One of the great mysteries of our time has to be how these LBGTQ+ activists suddenly became so influential in our culture and politics. This is insane.
It’s less a mystery than one might think. One thing people misunderstand about the rainbow alphabet rights movement is that it’s just one part of the left wing. It’s not a stand-alone movement, made up only of the sexually dysfunctional. So it is a small group with outsized clout, but not the group so many people think it is.
One of the keys to their success has been to borrow the moral authority of the black civil rights movement, trying to cast themselves as similarly-disfavored minority group. That, I think, is partly why they pushed the “born this way / not a choice” message so hard. That’s not really what the evidence showed; it was just a better fit for their victim narrative. It’s commonly said that there’s an unusually large number of homosexuals working in the film and television industry, so it was probably easy to get the media to portray them the way they preferred.

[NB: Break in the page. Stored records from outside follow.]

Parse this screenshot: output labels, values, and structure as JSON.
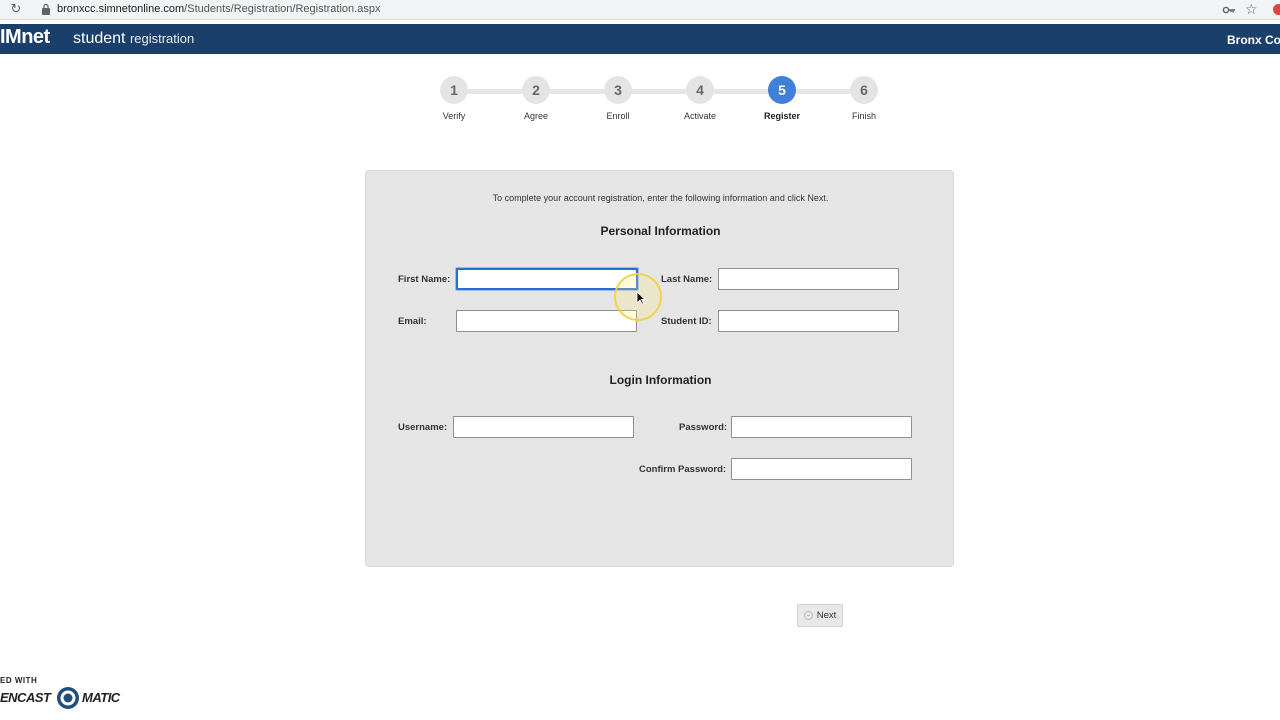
{
  "browser": {
    "url_host": "bronxcc.simnetonline.com",
    "url_path": "/Students/Registration/Registration.aspx"
  },
  "header": {
    "logo": "IMnet",
    "app_name_bold": "student",
    "app_name_light": "registration",
    "school_name": "Bronx Con"
  },
  "stepper": {
    "steps": [
      {
        "number": "1",
        "label": "Verify"
      },
      {
        "number": "2",
        "label": "Agree"
      },
      {
        "number": "3",
        "label": "Enroll"
      },
      {
        "number": "4",
        "label": "Activate"
      },
      {
        "number": "5",
        "label": "Register"
      },
      {
        "number": "6",
        "label": "Finish"
      }
    ],
    "active_step": 5
  },
  "form": {
    "instructions": "To complete your account registration, enter the following information and click Next.",
    "personal_title": "Personal Information",
    "login_title": "Login Information",
    "first_name_label": "First Name:",
    "first_name_value": "",
    "last_name_label": "Last Name:",
    "last_name_value": "",
    "email_label": "Email:",
    "email_value": "",
    "student_id_label": "Student ID:",
    "student_id_value": "",
    "username_label": "Username:",
    "username_value": "",
    "password_label": "Password:",
    "password_value": "",
    "confirm_password_label": "Confirm Password:",
    "confirm_password_value": ""
  },
  "actions": {
    "next_label": "Next"
  },
  "watermark": {
    "top": "ED WITH",
    "left": "ENCAST",
    "right": "MATIC"
  },
  "colors": {
    "header_bg": "#1b3f6b",
    "active_step": "#3f80d8",
    "panel_bg": "#e5e5e5",
    "focus_border": "#2e6ad1"
  }
}
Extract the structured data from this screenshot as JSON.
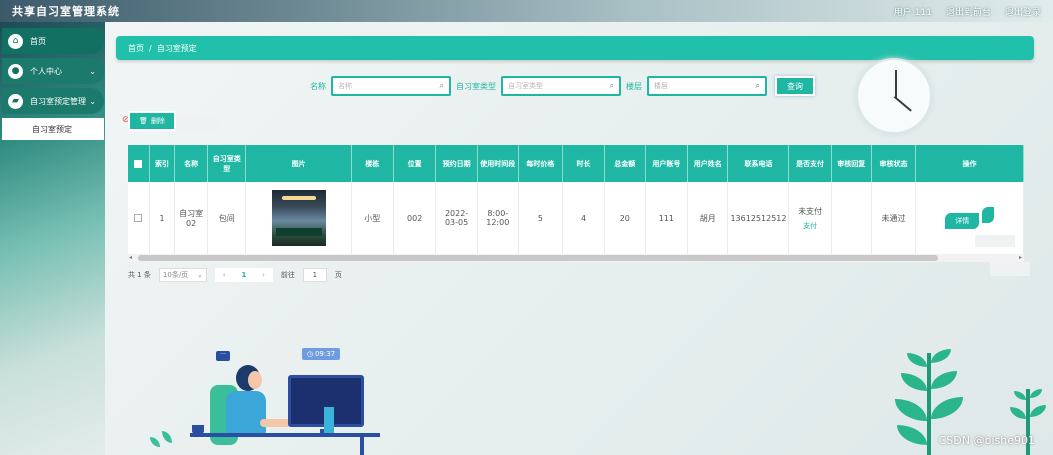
{
  "header": {
    "title": "共享自习室管理系统",
    "user": "用户:111",
    "exit_front": "退出到前台",
    "logout": "退出登录"
  },
  "sidebar": {
    "items": [
      {
        "label": "首页",
        "icon": "home-icon"
      },
      {
        "label": "个人中心",
        "icon": "user-icon",
        "arrow": "⌄"
      },
      {
        "label": "自习室预定管理",
        "icon": "folder-icon",
        "arrow": "⌄"
      }
    ],
    "sub_item": "自习室预定"
  },
  "breadcrumb": {
    "home": "首页",
    "sep": "/",
    "current": "自习室预定"
  },
  "search": {
    "fields": [
      {
        "label": "名称",
        "placeholder": "名称"
      },
      {
        "label": "自习室类型",
        "placeholder": "自习室类型"
      },
      {
        "label": "楼层",
        "placeholder": "楼层"
      }
    ],
    "query_label": "查询"
  },
  "toolbar": {
    "delete_label": "删除"
  },
  "table": {
    "headers": [
      "索引",
      "名称",
      "自习室类型",
      "图片",
      "楼栋",
      "位置",
      "预约日期",
      "使用时间段",
      "每时价格",
      "时长",
      "总金额",
      "用户账号",
      "用户姓名",
      "联系电话",
      "是否支付",
      "审核回复",
      "审核状态",
      "操作"
    ],
    "row": {
      "index": "1",
      "name": "自习室02",
      "type": "包间",
      "building": "小型",
      "position": "002",
      "date": "2022-03-05",
      "time_slot": "8:00-12:00",
      "price": "5",
      "duration": "4",
      "total": "20",
      "account": "111",
      "username": "胡月",
      "phone": "13612512512",
      "paid": "未支付",
      "pay_link": "支付",
      "reply": "",
      "status": "未通过",
      "op_label": "详情"
    }
  },
  "pager": {
    "total": "共 1 条",
    "page_size": "10条/页",
    "current_page": "1",
    "goto": "前往",
    "goto_value": "1",
    "page_unit": "页"
  },
  "illustration": {
    "time": "09:37"
  },
  "watermark": "CSDN @bishe901"
}
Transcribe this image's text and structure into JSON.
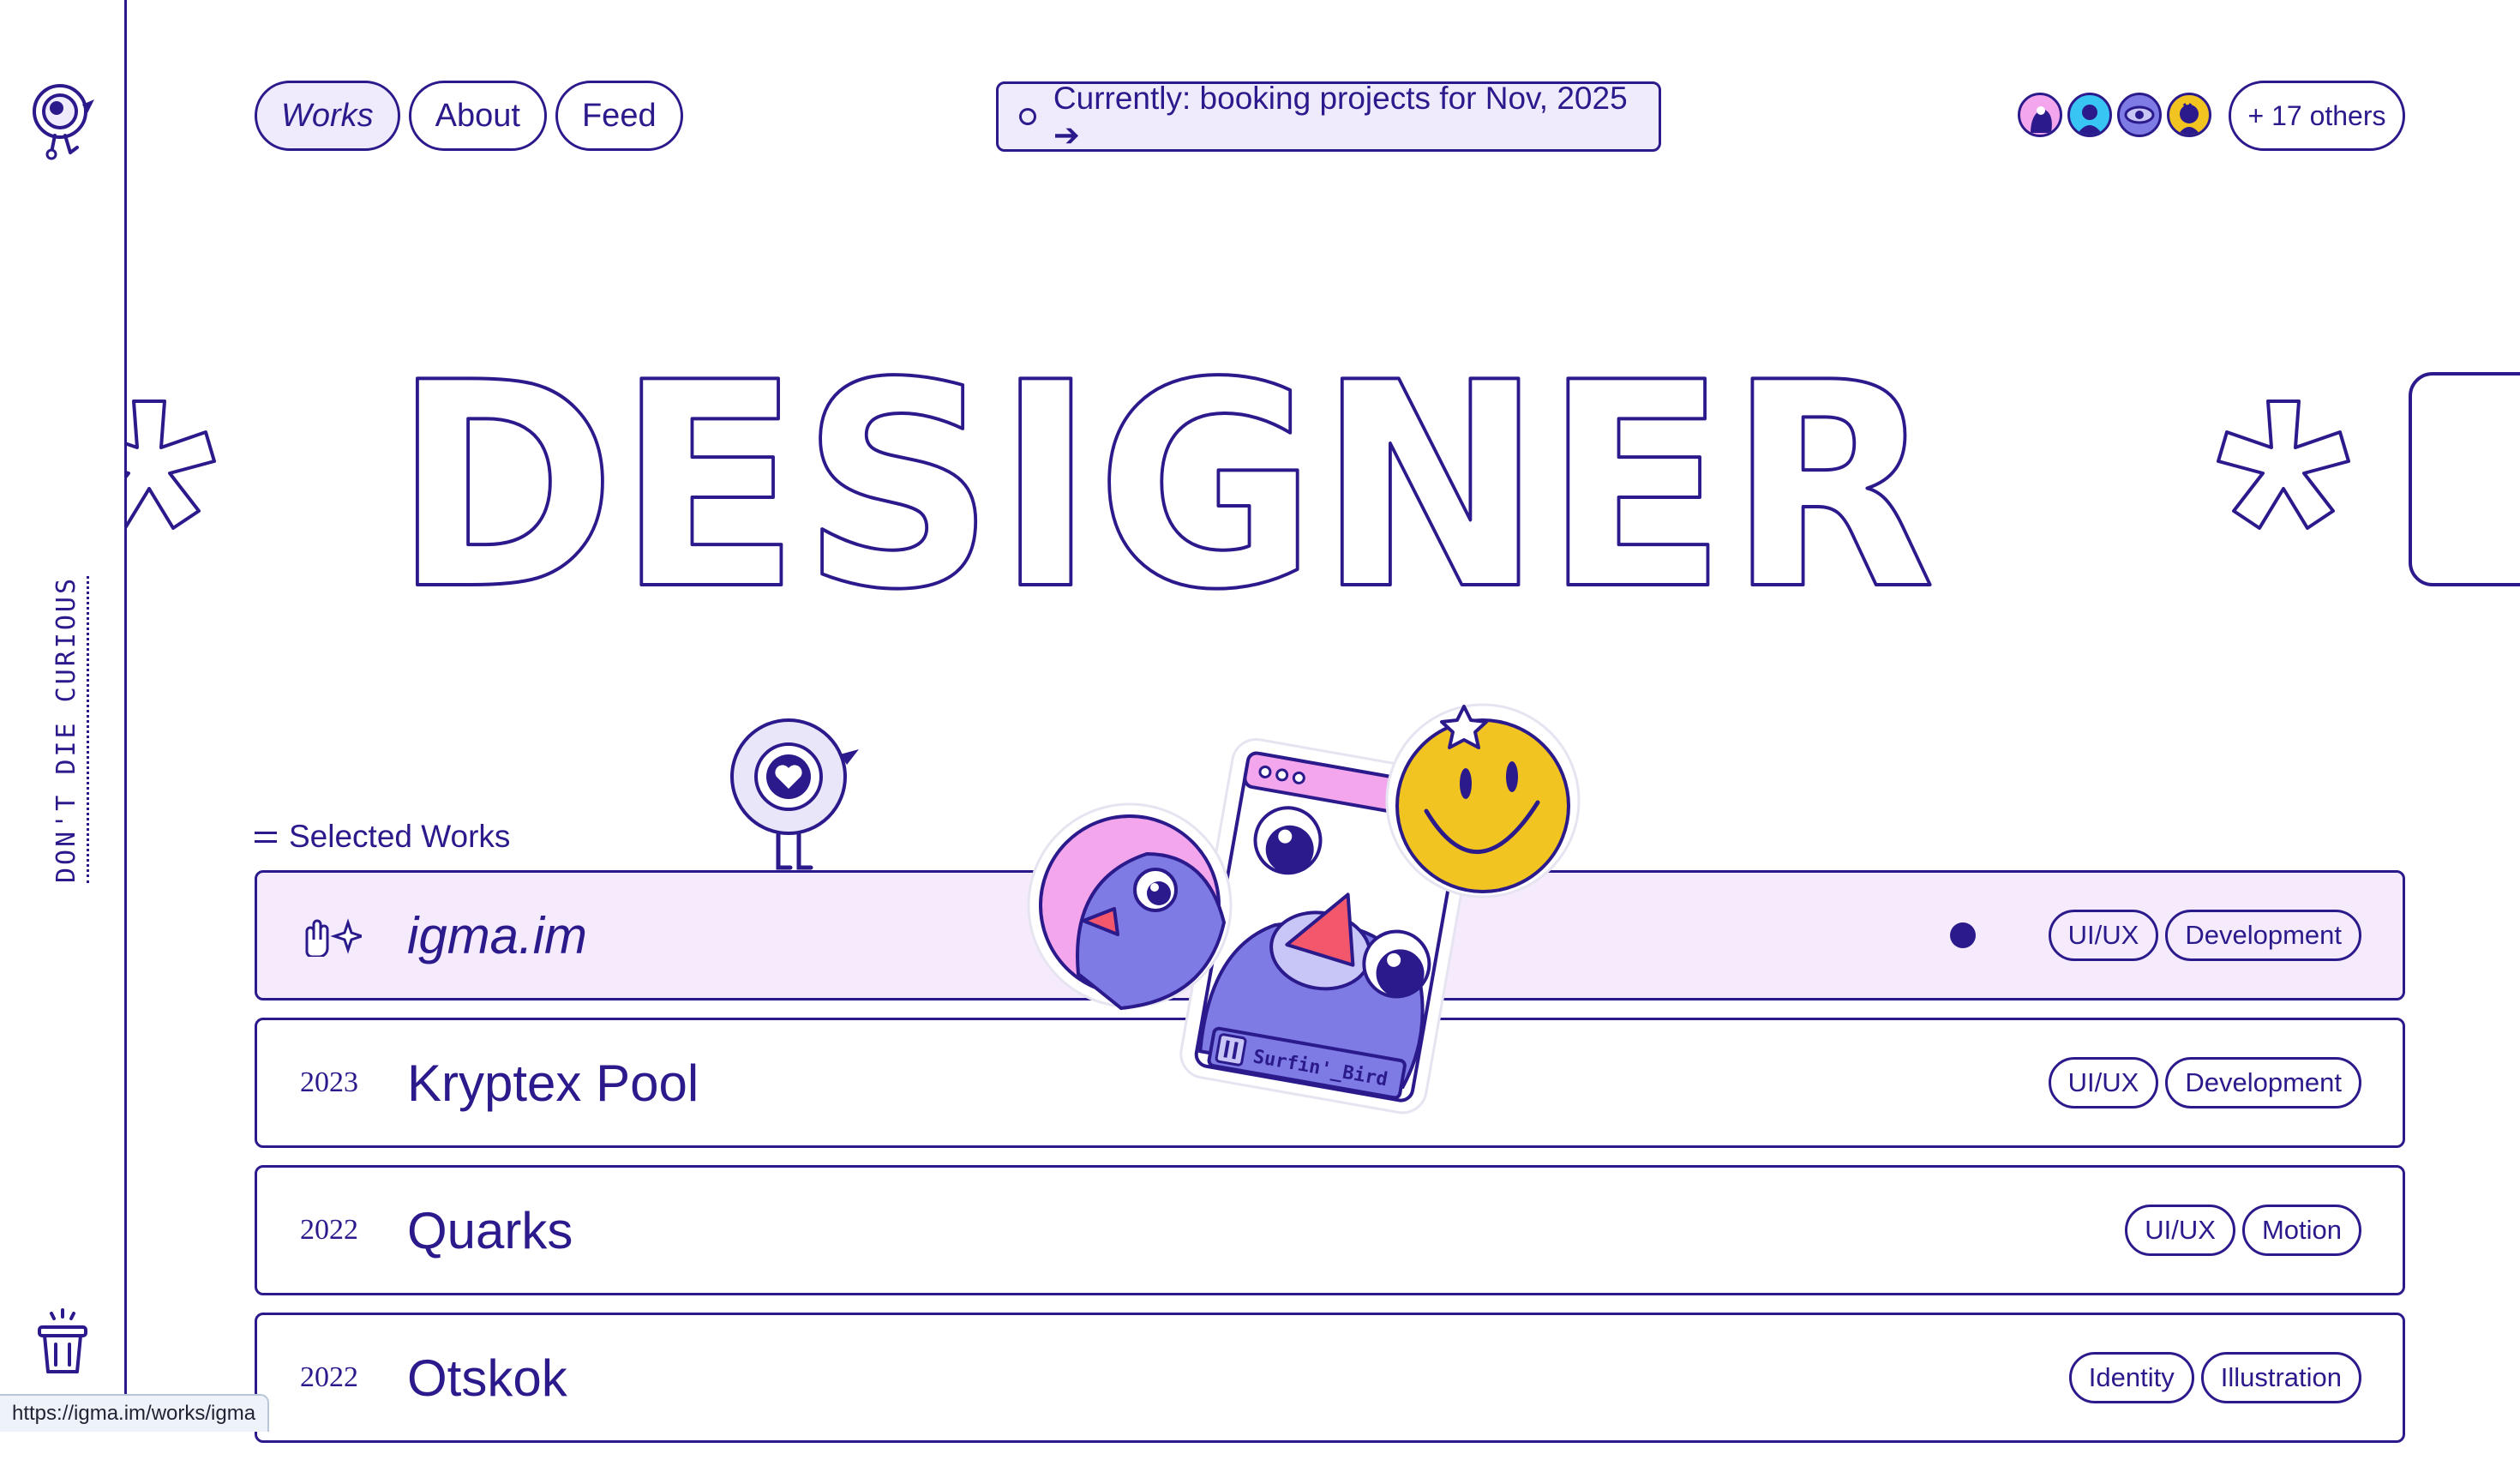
{
  "rail": {
    "tagline": "Don't die curious"
  },
  "nav": {
    "items": [
      {
        "label": "Works"
      },
      {
        "label": "About"
      },
      {
        "label": "Feed"
      }
    ]
  },
  "status": {
    "text": "Currently: booking projects for Nov, 2025 ➔"
  },
  "visitors": {
    "others_label": "+ 17 others"
  },
  "hero": {
    "marquee_text": "DESIGNER"
  },
  "section": {
    "title": "Selected Works"
  },
  "works": [
    {
      "year": "",
      "title": "igma.im",
      "tags": [
        "UI/UX",
        "Development"
      ]
    },
    {
      "year": "2023",
      "title": "Kryptex Pool",
      "tags": [
        "UI/UX",
        "Development"
      ]
    },
    {
      "year": "2022",
      "title": "Quarks",
      "tags": [
        "UI/UX",
        "Motion"
      ]
    },
    {
      "year": "2022",
      "title": "Otskok",
      "tags": [
        "Identity",
        "Illustration"
      ]
    }
  ],
  "sticker": {
    "window_label": "Surfin'_Bird"
  },
  "statusbar": {
    "url": "https://igma.im/works/igma"
  },
  "colors": {
    "ink": "#2b1a8c",
    "hover_row": "#f5ebfd",
    "pill_active": "#efeafc",
    "smiley": "#f2c422",
    "bird": "#7e7be4",
    "pink": "#f4a6ec"
  }
}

One move by the “gay agenda” that’s not often discussed was GLAAD’s formal request to the AP, to soften the language the press was using to describe them. They knew the term “homosexual” was too plain-spoken, and clinical, so they told the AP it was “offensive.” Instead, they wanted the press to use more approachable, slang terms like “gay” and “lesbian.”
https://www.glaad.org/2010/11/23/glaad-at-25-persuading-the-associated-press-to-restrict-use-of-a-problematic-word“Homosexual” is a neutral, descriptive term, and obviously the term most suitable for the press to use. It doesn’t take any longer to say (it certainly takes less effort to write/type) than the phrase “gay and lesbian,” but the press was probably eager to go along with the change.
What really put them over the top was the marriage issue. That goes back to their having black-faced their movement. It was easy for them to claim, however speciously, that two women who want to “marry” one another are the equivalent of an interracial, heterosexual couple, in the 1960s. Anyone who disagrees is somehow a bigot. Instead of explaining why millennia of tradition and practice ought to be set aside, the alleged right to same-sex marriage was simply asserted,
sans evidence. There was, somehow, a right to have a foundation of society redefined, to accommodate something only rarely practiced in human history, and certainly no part of most cultures’ idea of marriage. It certainly didn’t help that religion was in decline, leaving Westerners w/o a basis for much of anything in their culture. Pointing to the religious nature of marriage was seen as illegitimate, while the gaygenda’s appeal to “but I want to” was beyond question.
It was no coincidence that immediately after the Court forced this new sort of “marriage” on all 50 states, the rights of wedding service providers was under assault, followed by the demand we all forget bedrock facts about sex differences. And now, as predicted by many, pedophilia is up for debate. Also, Canada is pushing euthanasia. And that's just the tip of the 'berg, of course.